Amazon buys Whole Foods for $13.7 billion
Amazon announced on June 16, 2017, a $13.7 billion deal to buy Whole Foods. Amazon agreed to pay $42 per share in cash for Whole Foods at roughly 27% premium to the stock price at Thursday’s June 15th close. In addition to the deal, CEO John Mackey of Whole Foods will remain in charge of the brick and mortar business (Turner, Wang, and Soper Bloomberg). Mackey under pressure by the board to find an acquirer for the business was able to keep his job while simultaneously giving the stock price a bump. Coincidently the stock price rose 27% bringing it near the transaction price at which Amazon had bought them. Amazon’s strategy was clear in that it was looking for a distinct brick-and-mortar presence and struck gold in acquiring Whole Foods at the price it did. Some investors believed this deal was made hastily on the end of Whole Foods where their CEO, John Mackey, described the partnership as “love at first sight” (Alex Morrell Business Insider Magazine).
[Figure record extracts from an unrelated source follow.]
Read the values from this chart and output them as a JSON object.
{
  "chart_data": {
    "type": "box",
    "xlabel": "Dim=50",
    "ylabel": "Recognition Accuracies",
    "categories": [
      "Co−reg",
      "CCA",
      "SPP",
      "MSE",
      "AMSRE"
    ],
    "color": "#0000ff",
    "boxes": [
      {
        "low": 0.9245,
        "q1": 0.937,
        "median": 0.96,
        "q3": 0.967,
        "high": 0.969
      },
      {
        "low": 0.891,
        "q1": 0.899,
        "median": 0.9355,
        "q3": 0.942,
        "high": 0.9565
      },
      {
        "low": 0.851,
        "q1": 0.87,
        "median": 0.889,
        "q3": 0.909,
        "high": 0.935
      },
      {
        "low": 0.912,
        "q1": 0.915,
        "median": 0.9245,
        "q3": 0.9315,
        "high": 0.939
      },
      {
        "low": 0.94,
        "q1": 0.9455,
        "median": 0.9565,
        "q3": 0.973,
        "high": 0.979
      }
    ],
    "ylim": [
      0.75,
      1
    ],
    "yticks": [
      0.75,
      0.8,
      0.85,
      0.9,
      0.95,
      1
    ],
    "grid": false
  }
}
It’s clear in today’s day and age we are moving more towards e-commerce and ordering goods online however that idea has been slow to catch on within the fresh produce and grocery industry. It’s our belief that Amazon is looking to establish itself physically in larger local markets to establish theoretical same-day delivery. Or better yet, 30, 10, or even 5 minute delivery based on location and operational excellence Amazon certainly has in spades. This doesn’t bode well for new competitors to Amazon like Target, Kroger, Wal-Mart, etc. because although people do enjoy physically walking into grocery stores for purchases. The distribution scale of Amazon allows for fresh delivery that most, if not all competitors do not have an answer for yet. Risks seem to pertain to only Amazon at this point as it is a full 100% acquisition of Whole Foods. Whole Foods’ business has been ailing in recent months so it will be to Amazon’s challenge to bring the business back to the fold.
The strategy for this deal will involve leaving the current Whole Foods CEO in place, in order to cause minimal disruption over the acquisition. An integral part of the approach will be to understand where the powers of a consolidated supply chain and other potential synergies in both of their operations are. It is imperative to understand their current processes since the business models are totally different, online retail vs brick & mortar food retail.
From Amazon’s standpoint, bringing technology to the Whole Foods operations could end up bringing efficiencies in inventory and supply chain management which can translate into better margins for Whole Foods. The technology investments that Amazon can do to Whole Foods could be the key to the sustainable margins of a brick & mortar retailer moving forward.